Child care centre bets on quality to keep young ones streaming in

Victoria Kids Care founder Victoria Muraya (left) with managing director Peter Muraya. PHOTO | DIANA NGILA | NMG
Victoria Kids Care founder Victoria Muraya (left) with managing director Peter Muraya. PHOTO | DIANA NGILA | NMG  

When Victoria Muraya returned home after eight years in the United States, she only had one compulsion; to run a quality child care centre.

In August 2014, equipped with a passion for children, she established Victoria Kids Care in Garden Estate, Nairobi.

She envisioned it as a place for laying the foundation for raising capable and confident children.

Today, the centre has enrolled 45 children aged between eight months and five years from the neighbourhood.

Aside from the state-of-the-art facility, most of the equipment was imported from abroad. It has a caregiver to child ratio of 1:4.

This means that the children get maximum attention during their stay at the facility, which operates daily from 6.45 am to 6 pm.

“I believe that our children can be independent thinkers, inquisitive and self-confident just like those in the US if they are provided with a good learning environment,” said Mrs Muraya.

The concept borrows heavily from Mrs Muraya’s experience in the United States where she worked as an early childhood development teacher.

Victoria Kids Care, which includes a baby care and a kindergarten, caters for children from Garden Estate, Kiambu Road, Roysambu, Kasarani, Jacaranda and Kahawa Sukari.

The five classes where learning is conducted have carpeted floors and are equipped with colourful furniture including beds where children sleep at noon.

The facility offers an integrated curriculum that incorporates play and learning to churn out graduates who, according to Mrs Muraya, can fit in any education system.

The children are taken through different activities depending on their age. For instance, those aged between one and two years are yet to master how to read and write, thus their main activity is ‘‘circle time” which involves lots of singing and story telling.
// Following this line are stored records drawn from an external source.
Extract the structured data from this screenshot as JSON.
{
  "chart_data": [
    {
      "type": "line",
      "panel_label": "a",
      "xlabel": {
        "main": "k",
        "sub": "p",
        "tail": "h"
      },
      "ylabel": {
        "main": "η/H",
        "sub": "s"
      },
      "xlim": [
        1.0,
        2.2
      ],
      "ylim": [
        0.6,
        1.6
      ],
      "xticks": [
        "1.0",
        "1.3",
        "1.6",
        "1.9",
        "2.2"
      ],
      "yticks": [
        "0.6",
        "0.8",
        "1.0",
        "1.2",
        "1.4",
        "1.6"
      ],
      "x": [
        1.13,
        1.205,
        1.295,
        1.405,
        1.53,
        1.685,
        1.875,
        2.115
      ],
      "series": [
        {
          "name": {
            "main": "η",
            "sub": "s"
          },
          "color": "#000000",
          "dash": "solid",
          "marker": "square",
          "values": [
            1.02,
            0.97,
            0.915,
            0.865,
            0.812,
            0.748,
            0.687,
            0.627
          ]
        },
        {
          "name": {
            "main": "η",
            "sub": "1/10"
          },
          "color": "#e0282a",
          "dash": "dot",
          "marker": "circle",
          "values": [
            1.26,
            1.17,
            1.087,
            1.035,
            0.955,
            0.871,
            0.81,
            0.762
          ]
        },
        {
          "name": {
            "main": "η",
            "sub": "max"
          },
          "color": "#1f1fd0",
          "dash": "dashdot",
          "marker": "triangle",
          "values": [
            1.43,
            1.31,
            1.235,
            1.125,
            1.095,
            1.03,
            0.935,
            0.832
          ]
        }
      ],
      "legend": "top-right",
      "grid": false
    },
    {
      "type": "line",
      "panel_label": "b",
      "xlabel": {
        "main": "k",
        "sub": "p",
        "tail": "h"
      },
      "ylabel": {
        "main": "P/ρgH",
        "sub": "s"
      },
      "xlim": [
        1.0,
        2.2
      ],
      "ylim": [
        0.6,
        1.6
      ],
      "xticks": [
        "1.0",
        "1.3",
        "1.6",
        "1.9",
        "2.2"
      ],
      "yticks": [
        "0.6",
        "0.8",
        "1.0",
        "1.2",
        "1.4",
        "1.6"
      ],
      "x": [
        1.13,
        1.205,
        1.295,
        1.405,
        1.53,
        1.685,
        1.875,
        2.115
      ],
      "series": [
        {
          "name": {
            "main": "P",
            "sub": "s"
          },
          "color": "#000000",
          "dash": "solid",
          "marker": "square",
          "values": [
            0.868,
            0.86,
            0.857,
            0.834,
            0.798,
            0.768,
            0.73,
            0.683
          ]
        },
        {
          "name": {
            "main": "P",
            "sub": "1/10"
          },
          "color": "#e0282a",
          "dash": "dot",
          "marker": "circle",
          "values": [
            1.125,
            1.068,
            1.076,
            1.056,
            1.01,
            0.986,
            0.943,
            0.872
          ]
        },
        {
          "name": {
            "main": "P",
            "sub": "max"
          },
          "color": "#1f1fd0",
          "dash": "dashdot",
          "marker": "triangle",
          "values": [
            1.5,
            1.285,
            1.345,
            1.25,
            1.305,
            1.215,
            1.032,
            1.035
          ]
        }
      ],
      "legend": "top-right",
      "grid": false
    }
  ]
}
Parents can select from a variety of pay-packages on offer including daily, weekly and monthly. Peter Muraya, the business’ managing director and Mrs Muraya’s son, said the centre is equipped with cameras to monitor children’s activities and boost security.

The caregivers are forbidden from beating children. “We do weekly reports to parents and guardians just to keep then in the loop about their children’s progress at the facility,” the 28-year-old told the Business Daily during the interview.

The centre sits on a quarter acre and has 15 employees. The business generates between Sh500,000 and Sh1 million per month.

The seed capital invested in the project was Sh10 million, most of which was used on setting it up, a process which took almost a year.

While referrals from parents have seen the centre’s popularity grow, Mr Muraya said, initial stages were loaded with challenges including trust issues from potential clients.

He said the first mistake was believing that the centre would be half full within three months of setting it up, coupled with finding the right team of caregivers to work with.

“Since this is a new concept for local parents, embracing it took lots of convincing before we started receiving children,” he said.

The institution has developed a mobile application dubbed Hi-Mama, which enables parents to keep in touch with their children.

Parents get updates on their children’s activities at the facility including the meals they eat, what they learn and how they interact with peers.

The updates, which include the child’s development, are sent via email which also accords parents a chance to seek clarifications and ask questions.

Mr Muraya said they were introducing an online system that will enable parents to watch their children’s activities at the facility.